Three officials of the Pakistan Railways confirmed that bogies were operational and ran on Pakistani train tracks for 2,500 kilometres

By
Geo Fact-Check

The 46 railway bogies imported from China by Pakistan, at the cost of $149 million, were non-functional, alleged several social media users.

The claim is false.

Claim

On January 3, a verified Twitter account posted that train bogies imported from China were not suitable for Pakistani tracks.

“88 Pakistani officers inspected/approved these bogies in China,” the user wrote, “Such a big loss, clearly they should be fired.”

The tweet has been viewed over 280,000 times on Twitter and liked 3,610 times, on January 10.

On January 4, another Twitter user wrote that the minister for railway “bought $150 million worth of bogies which cannot run on Pakistani train tracks.”

Fact

Three officials of the Pakistan Railways confirmed that the bogies were operational and ran for 2,500 kilometres in the country.

However, some modifications were made to ensure further security for passengers, the officials added. These modifications were funded by China.

Shahid Aziz, the additional general manager mechanic at the state-owned Pakistan Railways, told Geo Fact Check that the bogies were up and running.

“These [bogies] travelled 2,500 kilometres from Karachi to Peshawar to Lahore to Faisalabad and then to Khanewal,” Aziz said, “There is no issue at all of not being operational.”
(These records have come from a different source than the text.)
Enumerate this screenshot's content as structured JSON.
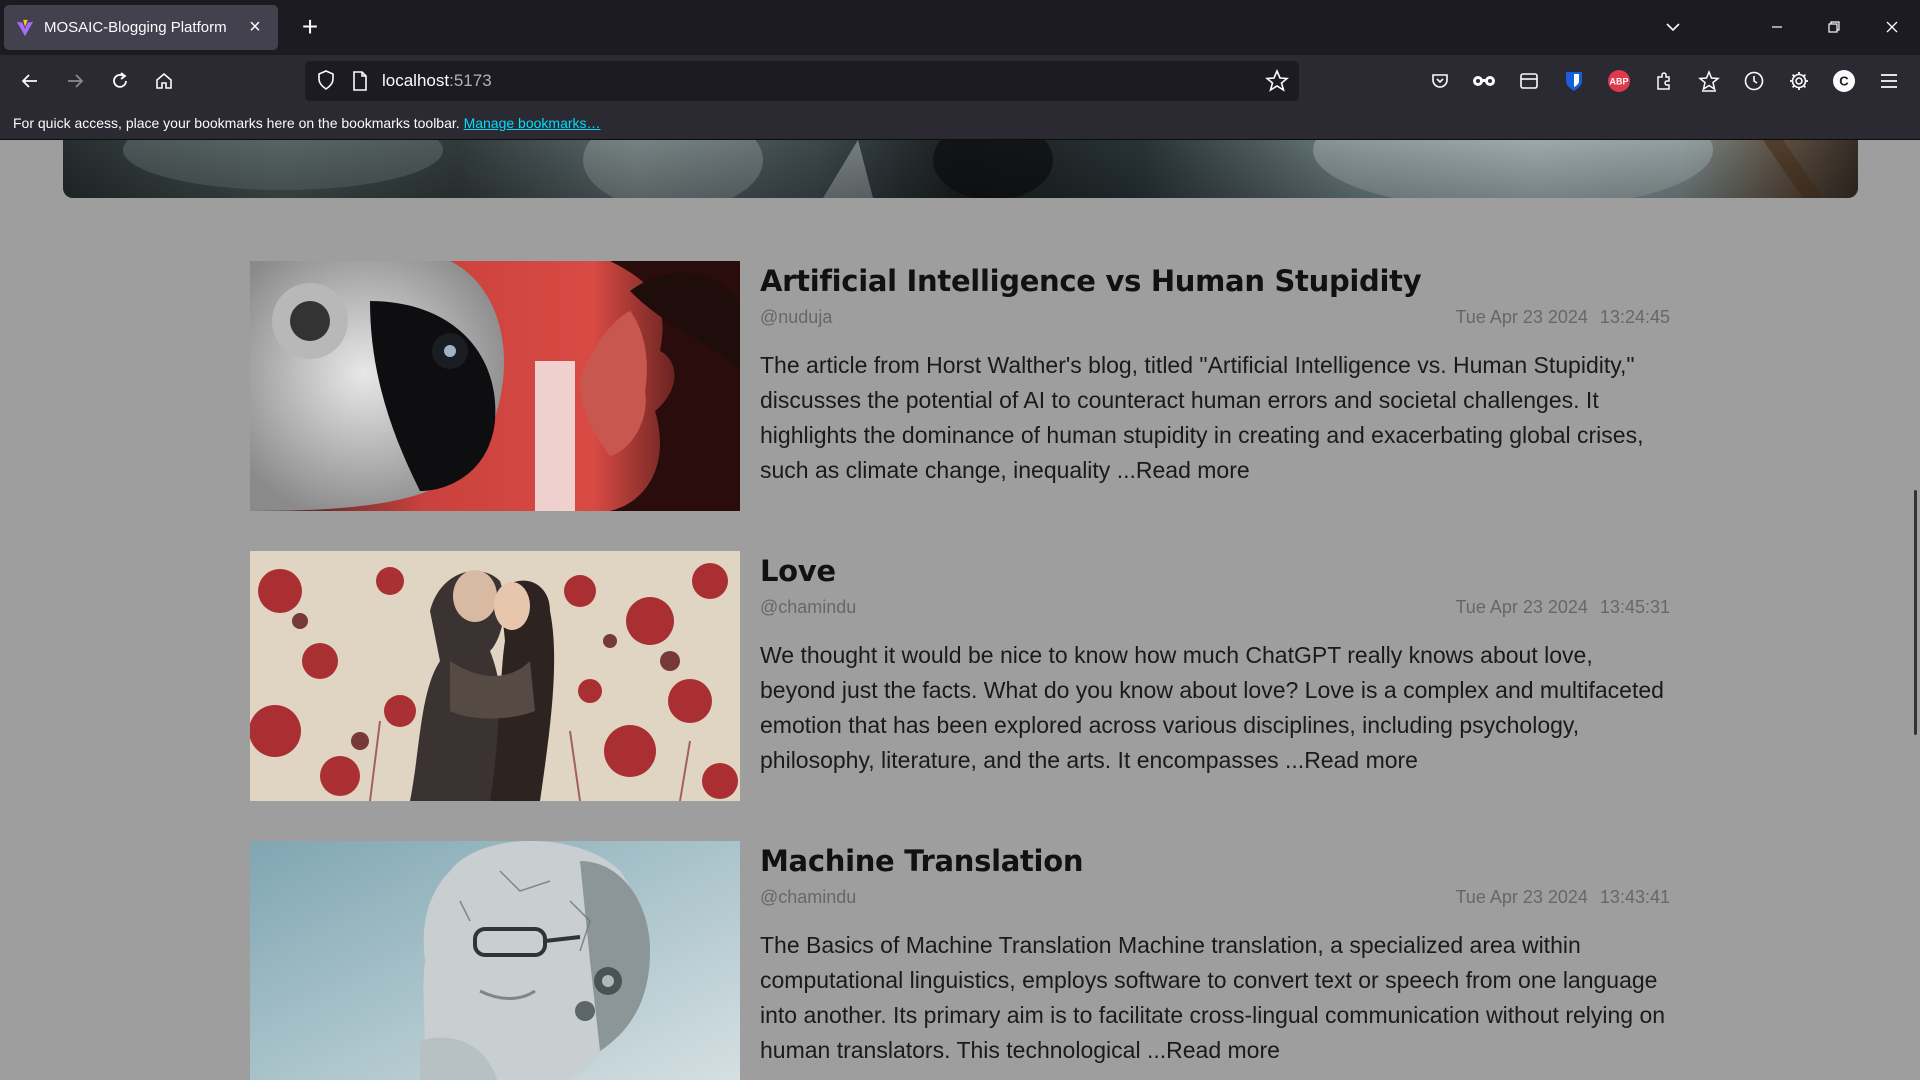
{
  "browser": {
    "tab": {
      "title": "MOSAIC-Blogging Platform"
    },
    "url": {
      "host": "localhost",
      "port": ":5173"
    },
    "bookmarks_bar": {
      "message": "For quick access, place your bookmarks here on the bookmarks toolbar. ",
      "link": "Manage bookmarks…"
    },
    "profile_initial": "C"
  },
  "posts": [
    {
      "title": "Artificial Intelligence vs Human Stupidity",
      "author": "@nuduja",
      "date": "Tue Apr 23 2024",
      "time": "13:24:45",
      "excerpt": "The article from Horst Walther's blog, titled \"Artificial Intelligence vs. Human Stupidity,\" discusses the potential of AI to counteract human errors and societal challenges. It highlights the dominance of human stupidity in creating and exacerbating global crises, such as climate change, inequality ",
      "read_more": "...Read more"
    },
    {
      "title": "Love",
      "author": "@chamindu",
      "date": "Tue Apr 23 2024",
      "time": "13:45:31",
      "excerpt": "We thought it would be nice to know how much ChatGPT really knows about love, beyond just the facts. What do you know about love? Love is a complex and multifaceted emotion that has been explored across various disciplines, including psychology, philosophy, literature, and the arts. It encompasses ",
      "read_more": "...Read more"
    },
    {
      "title": "Machine Translation",
      "author": "@chamindu",
      "date": "Tue Apr 23 2024",
      "time": "13:43:41",
      "excerpt": "The Basics of Machine Translation Machine translation, a specialized area within computational linguistics, employs software to convert text or speech from one language into another. Its primary aim is to facilitate cross-lingual communication without relying on human translators. This technological ",
      "read_more": "...Read more"
    }
  ],
  "icons": {
    "back": "back-arrow-icon",
    "forward": "forward-arrow-icon",
    "reload": "reload-icon",
    "home": "home-icon",
    "pocket": "pocket-icon",
    "reader": "reader-glasses-icon",
    "sidebar": "sidebar-icon",
    "bitwarden": "bitwarden-shield-icon",
    "adblock": "adblock-plus-icon",
    "extensions": "extensions-puzzle-icon",
    "bookmarks": "bookmarks-star-icon",
    "history": "history-clock-icon",
    "settings": "settings-gear-icon",
    "menu": "hamburger-menu-icon"
  },
  "colors": {
    "page_bg": "#9e9e9e",
    "link": "#00ddff",
    "chrome_dark": "#1c1b22",
    "chrome": "#2b2a33"
  }
}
The official added that one concern raised by Pakistani authorities with China was that the guard, who sits in the last bogie of the train, should also have the privilege to stop the train in case of any untoward incident, such as a robbery or a fire.

“The Chinese realised that this issue can be fixed by expanding the diameter of the pipes,” the officials told Geo Fact Check, “They [China] fixed [the pipes] with their own funds.”
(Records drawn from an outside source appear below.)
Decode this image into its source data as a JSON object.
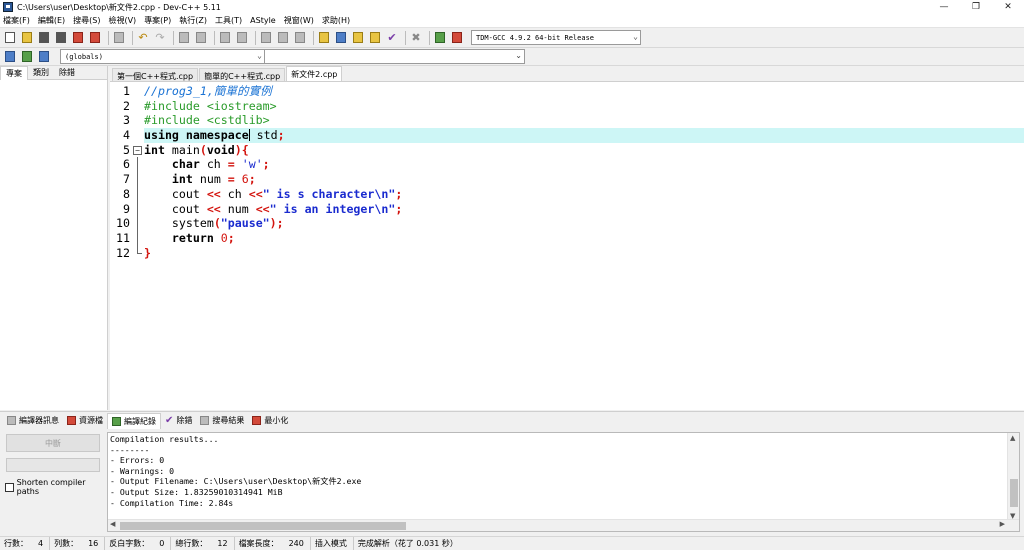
{
  "window": {
    "title": "C:\\Users\\user\\Desktop\\新文件2.cpp - Dev-C++ 5.11",
    "controls": {
      "minimize": "—",
      "maximize": "❐",
      "close": "✕"
    }
  },
  "menu": [
    "檔案(F)",
    "編輯(E)",
    "搜尋(S)",
    "檢視(V)",
    "專案(P)",
    "執行(Z)",
    "工具(T)",
    "AStyle",
    "視窗(W)",
    "求助(H)"
  ],
  "toolbar": {
    "compiler": "TDM-GCC 4.9.2 64-bit Release",
    "scope": "(globals)",
    "member": ""
  },
  "left_panel": {
    "tabs": [
      "專案",
      "類別",
      "除錯"
    ],
    "active_tab": 0
  },
  "editor": {
    "tabs": [
      "第一個C++程式.cpp",
      "簡單的C++程式.cpp",
      "新文件2.cpp"
    ],
    "active_tab": 2,
    "current_line": 4,
    "lines": [
      {
        "num": "1",
        "tokens": [
          {
            "t": "//prog3_1,簡單的實例",
            "c": "comment"
          }
        ]
      },
      {
        "num": "2",
        "tokens": [
          {
            "t": "#include <iostream>",
            "c": "pre"
          }
        ]
      },
      {
        "num": "3",
        "tokens": [
          {
            "t": "#include <cstdlib>",
            "c": "pre"
          }
        ]
      },
      {
        "num": "4",
        "tokens": [
          {
            "t": "using namespace",
            "c": "kw"
          },
          {
            "t": " std",
            "c": "id"
          },
          {
            "t": ";",
            "c": "sym"
          }
        ]
      },
      {
        "num": "5",
        "tokens": [
          {
            "t": "int",
            "c": "kw"
          },
          {
            "t": " main",
            "c": "id"
          },
          {
            "t": "(",
            "c": "sym"
          },
          {
            "t": "void",
            "c": "kw"
          },
          {
            "t": "){",
            "c": "sym"
          }
        ]
      },
      {
        "num": "6",
        "tokens": [
          {
            "t": "    ",
            "c": "id"
          },
          {
            "t": "char",
            "c": "kw"
          },
          {
            "t": " ch ",
            "c": "id"
          },
          {
            "t": "=",
            "c": "sym"
          },
          {
            "t": " 'w'",
            "c": "char"
          },
          {
            "t": ";",
            "c": "sym"
          }
        ]
      },
      {
        "num": "7",
        "tokens": [
          {
            "t": "    ",
            "c": "id"
          },
          {
            "t": "int",
            "c": "kw"
          },
          {
            "t": " num ",
            "c": "id"
          },
          {
            "t": "=",
            "c": "sym"
          },
          {
            "t": " 6",
            "c": "num"
          },
          {
            "t": ";",
            "c": "sym"
          }
        ]
      },
      {
        "num": "8",
        "tokens": [
          {
            "t": "    cout ",
            "c": "id"
          },
          {
            "t": "<<",
            "c": "sym"
          },
          {
            "t": " ch ",
            "c": "id"
          },
          {
            "t": "<<",
            "c": "sym"
          },
          {
            "t": "\" is s character\\n\"",
            "c": "str"
          },
          {
            "t": ";",
            "c": "sym"
          }
        ]
      },
      {
        "num": "9",
        "tokens": [
          {
            "t": "    cout ",
            "c": "id"
          },
          {
            "t": "<<",
            "c": "sym"
          },
          {
            "t": " num ",
            "c": "id"
          },
          {
            "t": "<<",
            "c": "sym"
          },
          {
            "t": "\" is an integer\\n\"",
            "c": "str"
          },
          {
            "t": ";",
            "c": "sym"
          }
        ]
      },
      {
        "num": "10",
        "tokens": [
          {
            "t": "    system",
            "c": "id"
          },
          {
            "t": "(",
            "c": "sym"
          },
          {
            "t": "\"pause\"",
            "c": "str"
          },
          {
            "t": ");",
            "c": "sym"
          }
        ]
      },
      {
        "num": "11",
        "tokens": [
          {
            "t": "    ",
            "c": "id"
          },
          {
            "t": "return",
            "c": "kw"
          },
          {
            "t": " 0",
            "c": "num"
          },
          {
            "t": ";",
            "c": "sym"
          }
        ]
      },
      {
        "num": "12",
        "tokens": [
          {
            "t": "}",
            "c": "sym"
          }
        ]
      }
    ]
  },
  "bottom_tabs": [
    "編譯器訊息",
    "資源檔",
    "編譯紀錄",
    "除錯",
    "搜尋結果",
    "最小化"
  ],
  "bottom_active_tab": 2,
  "compile_panel": {
    "abort_label": "中斷",
    "progress": 0,
    "shorten_label": "Shorten compiler paths",
    "log_lines": [
      "Compilation results...",
      "--------",
      "- Errors: 0",
      "- Warnings: 0",
      "- Output Filename: C:\\Users\\user\\Desktop\\新文件2.exe",
      "- Output Size: 1.83259010314941 MiB",
      "- Compilation Time: 2.84s"
    ]
  },
  "status": {
    "line_label": "行數：",
    "line_value": "4",
    "col_label": "列數：",
    "col_value": "16",
    "sel_label": "反白字數：",
    "sel_value": "0",
    "total_label": "總行數：",
    "total_value": "12",
    "len_label": "檔案長度：",
    "len_value": "240",
    "mode": "插入模式",
    "parse": "完成解析（花了 0.031 秒）"
  },
  "colors": {
    "current_line": "#cdf6f6",
    "comment": "#1b73d4",
    "preprocessor": "#2a9b2a",
    "symbol": "#d3140e",
    "string": "#1a2bcf"
  }
}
Another official of the Pakistan Railways, Babar Ali Raza, the director general public relations, also confirmed to Geo Fact Check that the claims circulating online were incorrect and that only pipes were modified to give additional privileges to the guard.

“The bogies travelled [on the tracks] from Karachi to Lahore, they did not fly to Lahore,” Raza said, “That should be enough to tell you how wrong these claims are.”
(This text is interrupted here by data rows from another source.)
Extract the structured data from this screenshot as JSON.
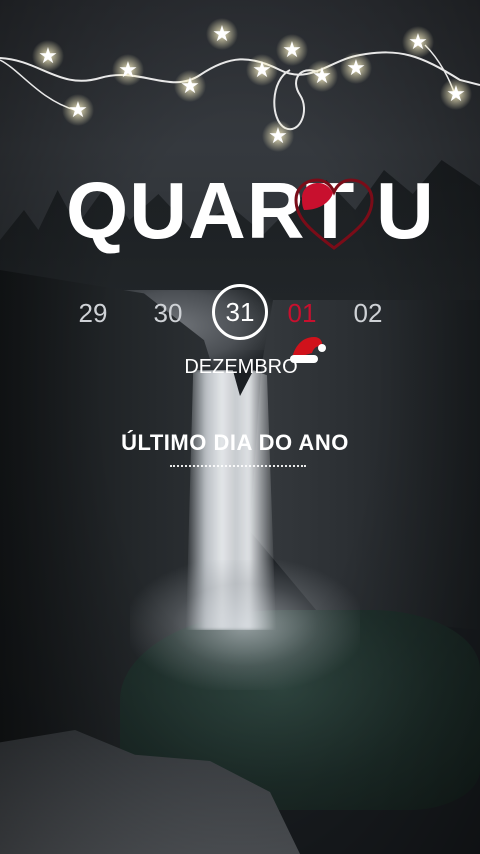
{
  "brand": {
    "left_text": "QUART",
    "right_text": "U",
    "heart_icon": "heart-icon",
    "heart_color": "#c8102e"
  },
  "calendar": {
    "dates": [
      {
        "label": "29",
        "state": "past"
      },
      {
        "label": "30",
        "state": "past"
      },
      {
        "label": "31",
        "state": "today"
      },
      {
        "label": "01",
        "state": "next-year"
      },
      {
        "label": "02",
        "state": "future"
      }
    ],
    "month": "DEZEMBRO",
    "month_icon": "santa-hat-icon"
  },
  "caption": {
    "text": "ÚLTIMO DIA DO ANO"
  },
  "decorations": {
    "string_lights_icon": "string-lights-icon"
  },
  "colors": {
    "accent_red": "#c8102e",
    "text": "#ffffff"
  }
}
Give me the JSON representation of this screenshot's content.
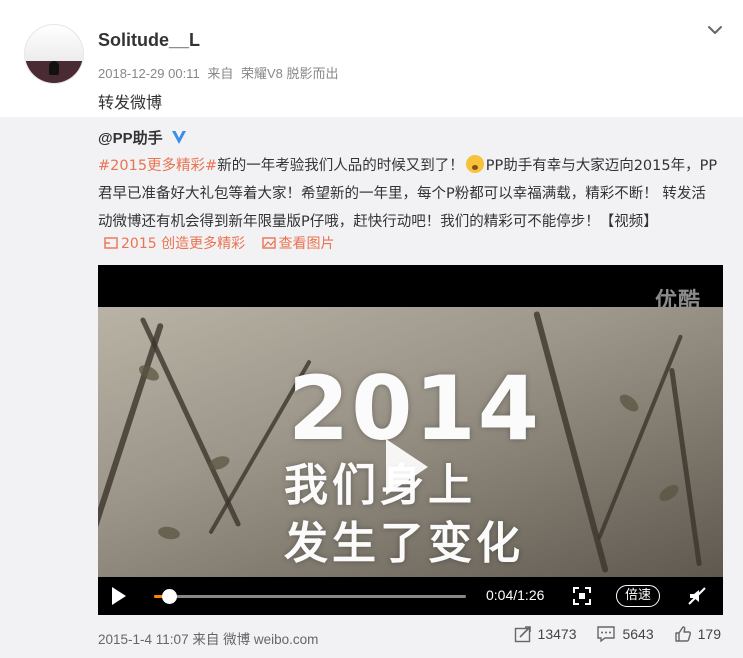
{
  "post": {
    "username": "Solitude__L",
    "timestamp": "2018-12-29 00:11",
    "source_prefix": "来自",
    "source_device": "荣耀V8 脱影而出",
    "repost_text": "转发微博"
  },
  "original": {
    "username": "@PP助手",
    "body": {
      "hashtag": "#2015更多精彩#",
      "text_a": "新的一年考验我们人品的时候又到了！",
      "text_b": "PP助手有幸与大家迈向2015年，PP君早已准备好大礼包等着大家！希望新的一年里，每个P粉都可以幸福满载，精彩不断！ 转发活动微博还有机会得到新年限量版P仔哦，赶快行动吧！我们的精彩可不能停步！【视频】"
    },
    "links": {
      "topic": "2015 创造更多精彩",
      "image": "查看图片"
    },
    "video": {
      "watermark": "优酷",
      "frame_year": "2014",
      "frame_line1": "我们身上",
      "frame_line2": "发生了变化",
      "time": "0:04/1:26",
      "progress": 0.048,
      "speed_label": "倍速"
    },
    "footer": {
      "date": "2015-1-4 11:07",
      "source_prefix": "来自",
      "source": "微博 weibo.com",
      "reposts": "13473",
      "comments": "5643",
      "likes": "179"
    }
  },
  "colors": {
    "accent": "#eb7350",
    "verified": "#3a8ee6",
    "progress": "#ff8200",
    "forward_bg": "#f2f2f5"
  }
}
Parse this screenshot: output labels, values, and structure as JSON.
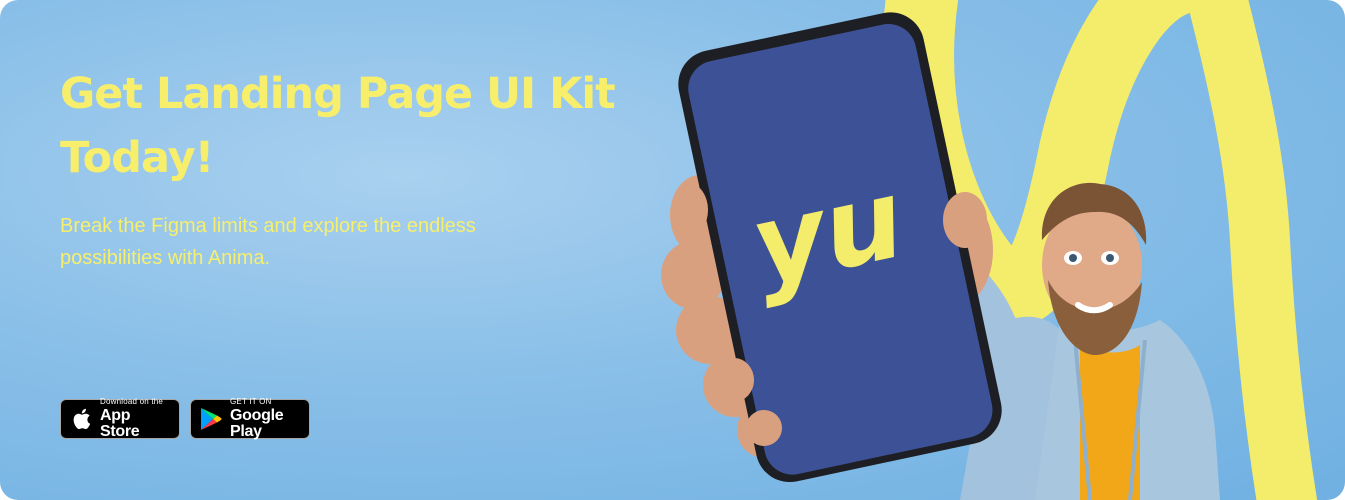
{
  "hero": {
    "headline": "Get Landing Page UI Kit Today!",
    "subtitle": "Break the Figma limits and explore the endless possibilities with Anima."
  },
  "store_buttons": {
    "apple": {
      "small": "Download on the",
      "big": "App Store",
      "icon": "apple-logo-icon"
    },
    "google": {
      "small": "GET IT ON",
      "big": "Google Play",
      "icon": "google-play-icon"
    }
  },
  "phone": {
    "screen_logo": "yu",
    "screen_color": "#3d5296",
    "logo_color": "#f4ec6b"
  },
  "colors": {
    "accent_yellow": "#f7ef6c",
    "background_blue": "#89bfe8",
    "shirt": "#f2a719",
    "jacket": "#a3c2dd"
  }
}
Raza further explains that the project with China was of 230 railway bogies, of which 46 were to be imported from China. The remaining 184 will be made locally at the carriage factory in Islamabad, after China transfers technology.

On January 7 in a press conference, the Minister for Railways Khawaja Saad Rafique also confirmed that the news was false and that bogies were tested before being sent to Pakistan and then tested again in Pakistan by running them for 2,500 kilometers on Pakistani train tracks.

He also showed the pipes that were expanded. “These [pipe modifications] were funded by China,” he added.